More

UglyToad · 2025-08-04T14:21:01 1754317261

Yes this is generally the fallback approach if finding the objects via the index (xref) fails. It is slightly slower but it's a one time cost, though I imagine it was a lot slower back when PDFs were first used on the machines of the time.

UglyToad · 2025-08-04T00:08:40 1754266120

If you don't have a known set of PDF producers this is really the only way to safely consume PDF content. Type 3 fonts alone make pulling text content out unreliable or impossible, before even getting to PDFs containing images of scans.

I expect the current LLMs significantly improve upon the previous ways of doing this, e.g. Tesseract, when given an image input? Is there any test you're aware of for model capabilities when it comes to ingesting PDFs?

simonw · 2025-08-04T00:31:21 1754267481

I've been trying it informally and noting that it's getting really good now - Claude 4 and Gemini 2.5 seem to do a perfect job now, though I'm still paranoid that some rogue instruction in the scanned text (accidental or deliberate) might result in an inaccurate result.

UglyToad · 2025-08-04T00:03:17 1754265797

You're right, this was a fairly common failure state seen in the sample set. The previous reference or one in the reference chain would point to offset of 0 or outside the bounds of the file, or just be plain wrong.

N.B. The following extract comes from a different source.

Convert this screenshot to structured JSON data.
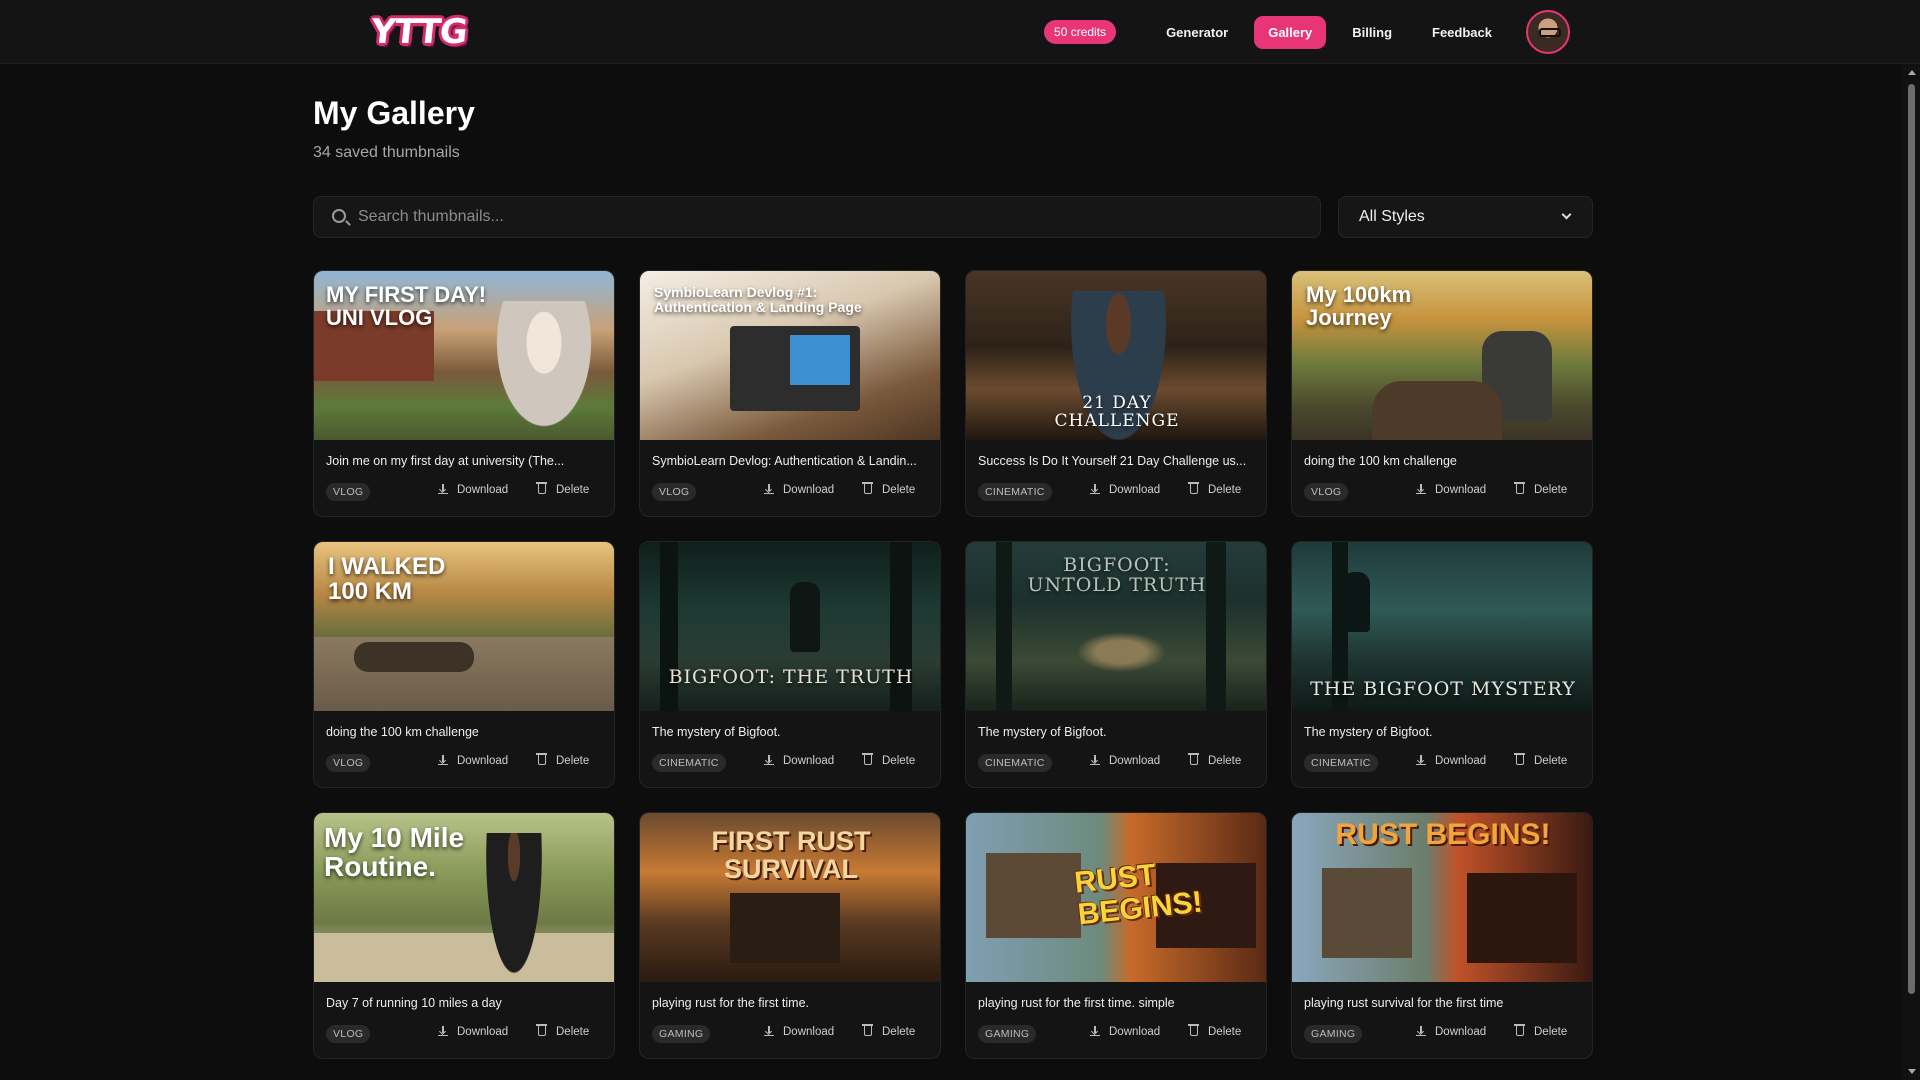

What prompted this post was trying to rewrite the initial parse logic for my project PdfPig[0]. I had originally ported the Java PDFBox code but felt like it should be 'simple' to rewrite more performantly. The new logic falls back to a brute-force scan of the entire file if a single xref table or stream is missed and just relies on those offsets in the recovery path.

However it is considerably slower than the code before it and it's hard to have confidence in the changes. I'm currently running through a 10,000 file test-set trying to identify edge-cases.

[0]: https://github.com/UglyToad/PdfPig/pull/1102

farkin88 · 2025-08-04T00:32:19 1754267539

That robustness-vs-throughput trade-off is such a staple of PDF parsing. My guess is that the new path is slower because the recovery scan now always walks the whole byte range and has to inflate any object streams it meets before it can trust the offsets even when the first startxref would have been fine.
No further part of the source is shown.